Enterramientos. Dice Pierre Dop que “una de las costumbres antiguas más respetadas entre los vascos, aun en nuestros días, es la que quiere que la antigua sepultura en la iglesia y la casa, se hallen unidas estrechamente. Quien posee la casa, posee la tumba y en caso de que aquélla cambie de propietario, la tumba sigue la suerte de la casa. Por esta unión los muertos llegaron a ser los guardianes del hogar y de la tradición.”
Según las disposiciones contenidas en el fuero, la propiedad de la sepultura en la iglesia iba undia a la casa, a cuyo heredero pertenecía de derecho aquélla y la tal sepultura se consideraba como bien raíz troncal.
Entre los vascos, el hecho de que un extranjero se introdujese en la sepultura familiar constituía una profanación.
En el primer domingo siguiente al regreso de su viaje de boda, la joven nueva dueña de la casa, durante la misa mayor hace su visita a la tumba familiar como primer acto público de su nuevo estado, mostrando con su presencia en tan venerado lugar, que se hace cargo no solamente de las faenas caseras inherentes al puesto que ocupa en la familia en que acaba de ser recibida, sino también de aquellos otros mandatos que como depositaria de la tradición familiar, ha de cumplir fiel y respetuosamente con los que allí están enterrados.
Las losas sepulcrales que cubren los enterramientos en las iglesias, tienen hermosos grabados en los que se reproducen diversos objetos que hacen alusión a la personalidad del difunto. Sobre estas losas, durante la celebración de la misa, las mujeres depositan la cerilla enroscada en los argizaiolak, que son unas tablillas de unos treinta a cincuenta centímetros de largo, con tallas geométricas a bisel por sus dos caras, excepto en la parte central donde se arrolla la cerilla (figura 73). Otras son simplemente un bloquecito cuadrado de unos veinte centímetros de lado, con cuatro patitas.
En los cementerios adyacentes a las iglesias, especialmente en Laburdi y Baja Nabarra, como elemento conmemorativo se usaban las estelas discoidales cuya antigüedad probablemente se remonta al siglo XI. Se hallan constituídas por un disco sobre un cuerpo en forma de trapecio, todo ello labrado en un solo bloque. Las dimensiones del disco varían desde veinte hasta setenta centímetros de diámetro. Llevan grabados análogos a los de las losas, unas veces el monograma J. H. S., otras reproducen objetos relacionados con la existencia del difunto, como armas, cálices, ruecas, arados, la svástica, la estrella de seis puntas formada por dos triángulos enlazados, etc. (figuras 74-75).

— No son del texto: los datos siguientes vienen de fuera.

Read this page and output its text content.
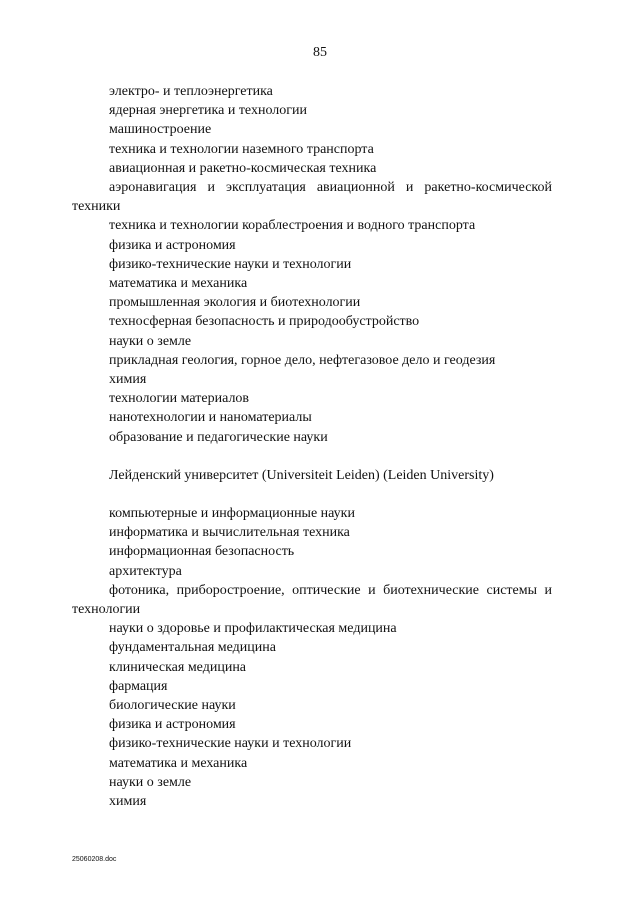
85
электро- и теплоэнергетика
ядерная энергетика и технологии
машиностроение
техника и технологии наземного транспорта
авиационная и ракетно-космическая техника
аэронавигация и эксплуатация авиационной и ракетно-космической техники
техника и технологии кораблестроения и водного транспорта
физика и астрономия
физико-технические науки и технологии
математика и механика
промышленная экология и биотехнологии
техносферная безопасность и природообустройство
науки о земле
прикладная геология, горное дело, нефтегазовое дело и геодезия
химия
технологии материалов
нанотехнологии и наноматериалы
образование и педагогические науки
Лейденский университет (Universiteit Leiden) (Leiden University)
компьютерные и информационные науки
информатика и вычислительная техника
информационная безопасность
архитектура
фотоника, приборостроение, оптические и биотехнические системы и технологии
науки о здоровье и профилактическая медицина
фундаментальная медицина
клиническая медицина
фармация
биологические науки
физика и астрономия
физико-технические науки и технологии
математика и механика
науки о земле
химия
25060208.doc
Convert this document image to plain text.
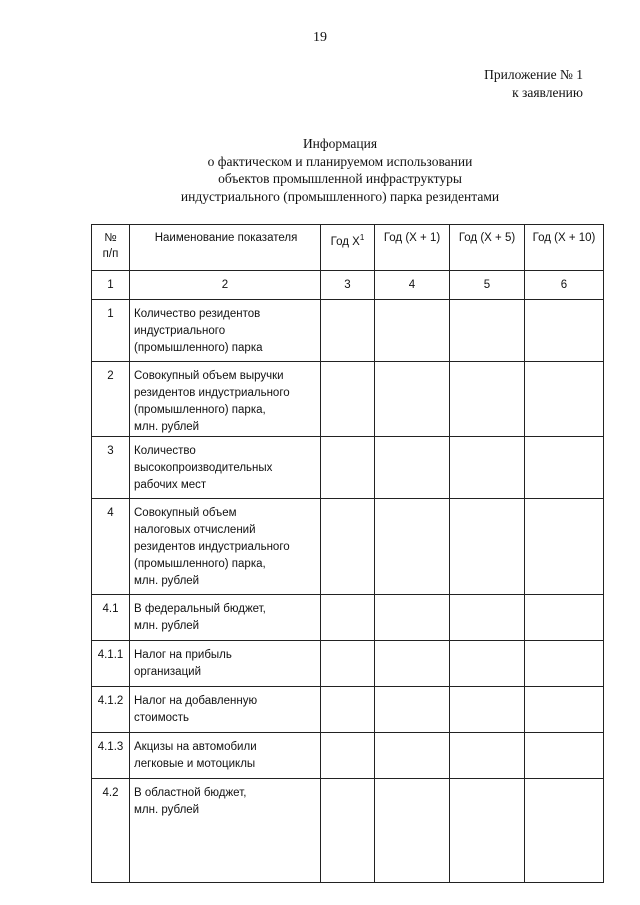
19
Приложение № 1
к заявлению
Информация
о фактическом и планируемом использовании
объектов промышленной инфраструктуры
индустриального (промышленного) парка резидентами
№
п/п	Наименование показателя	Год $X^1$	Год (X + 1)	Год (X + 5)	Год (X + 10)
1	2	3	4	5	6
1	Количество резидентов
индустриального
(промышленного) парка				

2	Совокупный объем выручки
резидентов индустриального
(промышленного) парка,
млн. рублей				

3	Количество
высокопроизводительных
рабочих мест				

4	Совокупный объем
налоговых отчислений
резидентов индустриального
(промышленного) парка,
млн. рублей				

4.1	В федеральный бюджет,
млн. рублей				

4.1.1	Налог на прибыль
организаций				

4.1.2	Налог на добавленную
стоимость				

4.1.3	Акцизы на автомобили
легковые и мотоциклы				

4.2	В областной бюджет,
млн. рублей				
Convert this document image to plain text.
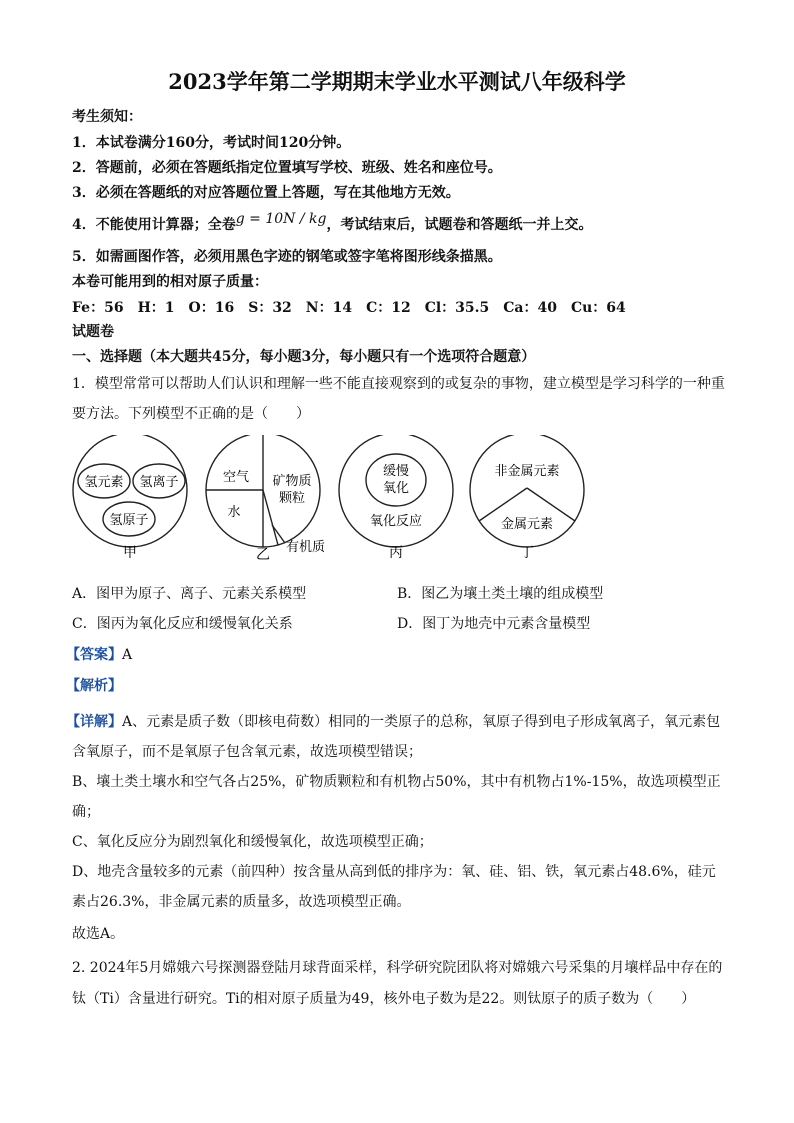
2023学年第二学期期末学业水平测试八年级科学
考生须知：
1．本试卷满分160分，考试时间120分钟。
2．答题前，必须在答题纸指定位置填写学校、班级、姓名和座位号。
3．必须在答题纸的对应答题位置上答题，写在其他地方无效。
4．不能使用计算器；全卷g = 10N / kg，考试结束后，试题卷和答题纸一并上交。
5．如需画图作答，必须用黑色字迹的钢笔或签字笔将图形线条描黑。
本卷可能用到的相对原子质量：
Fe：56　H：1　O：16　S：32　N：14　C：12　Cl：35.5　Ca：40　Cu：64
试题卷
一、选择题（本大题共45分，每小题3分，每小题只有一个选项符合题意）
1．模型常常可以帮助人们认识和理解一些不能直接观察到的或复杂的事物，建立模型是学习科学的一种重
要方法。下列模型不正确的是（　　）
氢元素 氢离子
氢原子
甲
空气
水
矿物质
颗粒
有机质
乙
缓慢
氧化
氧化反应
丙
非金属元素
金属元素
丁
A．图甲为原子、离子、元素关系模型	B．图乙为壤土类土壤的组成模型
C．图丙为氧化反应和缓慢氧化关系	D．图丁为地壳中元素含量模型
【答案】A
【解析】
【详解】A、元素是质子数（即核电荷数）相同的一类原子的总称，氧原子得到电子形成氧离子，氧元素包含氧原子，而不是氧原子包含氧元素，故选项模型错误；
B、壤土类土壤水和空气各占25%，矿物质颗粒和有机物占50%，其中有机物占1%-15%，故选项模型正确；
C、氧化反应分为剧烈氧化和缓慢氧化，故选项模型正确；
D、地壳含量较多的元素（前四种）按含量从高到低的排序为：氧、硅、铝、铁，氧元素占48.6%，硅元素占26.3%，非金属元素的质量多，故选项模型正确。
故选A。
2. 2024年5月嫦娥六号探测器登陆月球背面采样，科学研究院团队将对嫦娥六号采集的月壤样品中存在的
钛（Ti）含量进行研究。Ti的相对原子质量为49，核外电子数为是22。则钛原子的质子数为（　　）
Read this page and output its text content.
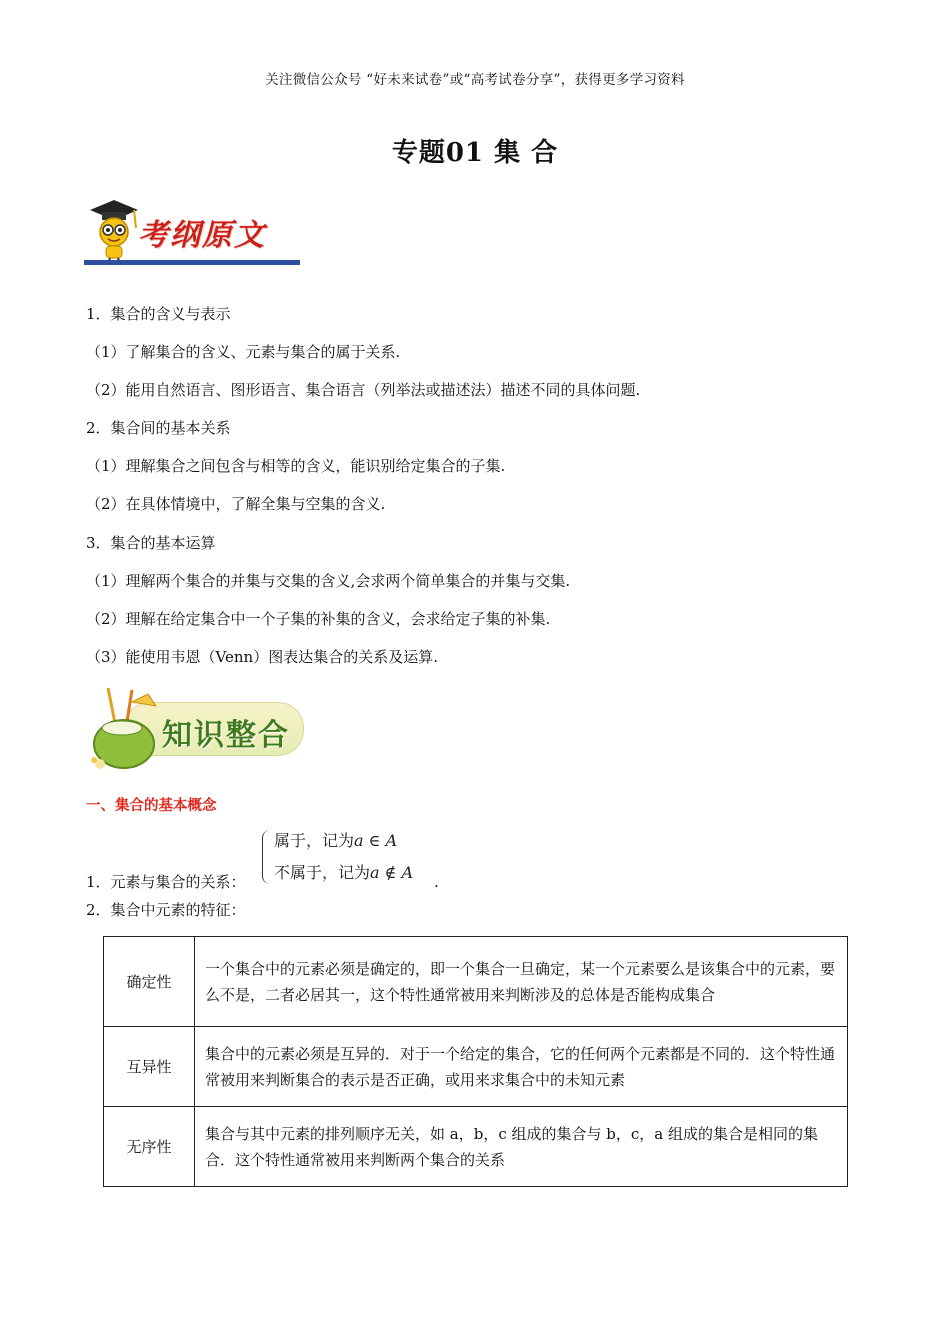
关注微信公众号 “好未来试卷”或“高考试卷分享”，获得更多学习资料
专题01 集 合
考纲原文
1．集合的含义与表示
（1）了解集合的含义、元素与集合的属于关系.
（2）能用自然语言、图形语言、集合语言（列举法或描述法）描述不同的具体问题.
2．集合间的基本关系
（1）理解集合之间包含与相等的含义，能识别给定集合的子集.
（2）在具体情境中，了解全集与空集的含义.
3．集合的基本运算
（1）理解两个集合的并集与交集的含义,会求两个简单集合的并集与交集.
（2）理解在给定集合中一个子集的补集的含义，会求给定子集的补集.
（3）能使用韦恩（Venn）图表达集合的关系及运算.
知识整合
一、集合的基本概念
1．元素与集合的关系：
属于，记为a ∈ A
不属于，记为a ∉ A .
2．集合中元素的特征：
确定性	一个集合中的元素必须是确定的，即一个集合一旦确定，某一个元素要么是该集合中的元素，要么不是，二者必居其一，这个特性通常被用来判断涉及的总体是否能构成集合
互异性	集合中的元素必须是互异的．对于一个给定的集合，它的任何两个元素都是不同的．这个特性通常被用来判断集合的表示是否正确，或用来求集合中的未知元素
无序性	集合与其中元素的排列顺序无关，如 a，b，c 组成的集合与 b，c，a 组成的集合是相同的集合．这个特性通常被用来判断两个集合的关系
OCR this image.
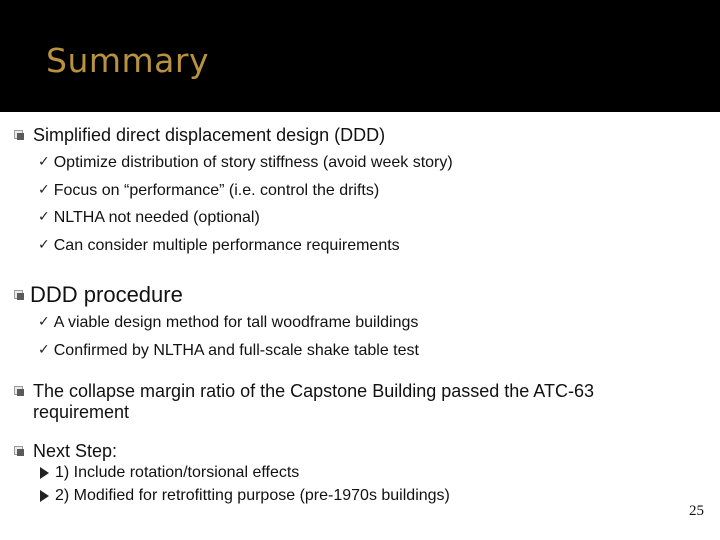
Summary
Simplified direct displacement design (DDD)
✓ Optimize distribution of story stiffness (avoid week story)
✓ Focus on “performance” (i.e. control the drifts)
✓ NLTHA not needed (optional)
✓ Can consider multiple performance requirements
DDD procedure
✓ A viable design method for tall woodframe buildings
✓ Confirmed by NLTHA and full-scale shake table test
The collapse margin ratio of the Capstone Building passed the ATC-63
requirement
Next Step:
1) Include rotation/torsional effects
2) Modified for retrofitting purpose (pre-1970s buildings)
25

Más antiguos todavía son los sepulcros recogidos en San Martín de Arguineta, en Elorrio, de fines del siglo IX, constituído cada uno de ellos por dos bloques de piedra superpuestos, dejando entre ellos el hueco necesario para el difunto al modo de los ataúdes o urnas en que se encerraban las momias egipicas. Estos sepulcros, en número de unos treinta, parecen ser de personajes godos refugiados en el país vasco huyendo de la invasión agarena. Sus inscripciones, alguna del año 898 después de Cristo, están en latín (figura 76).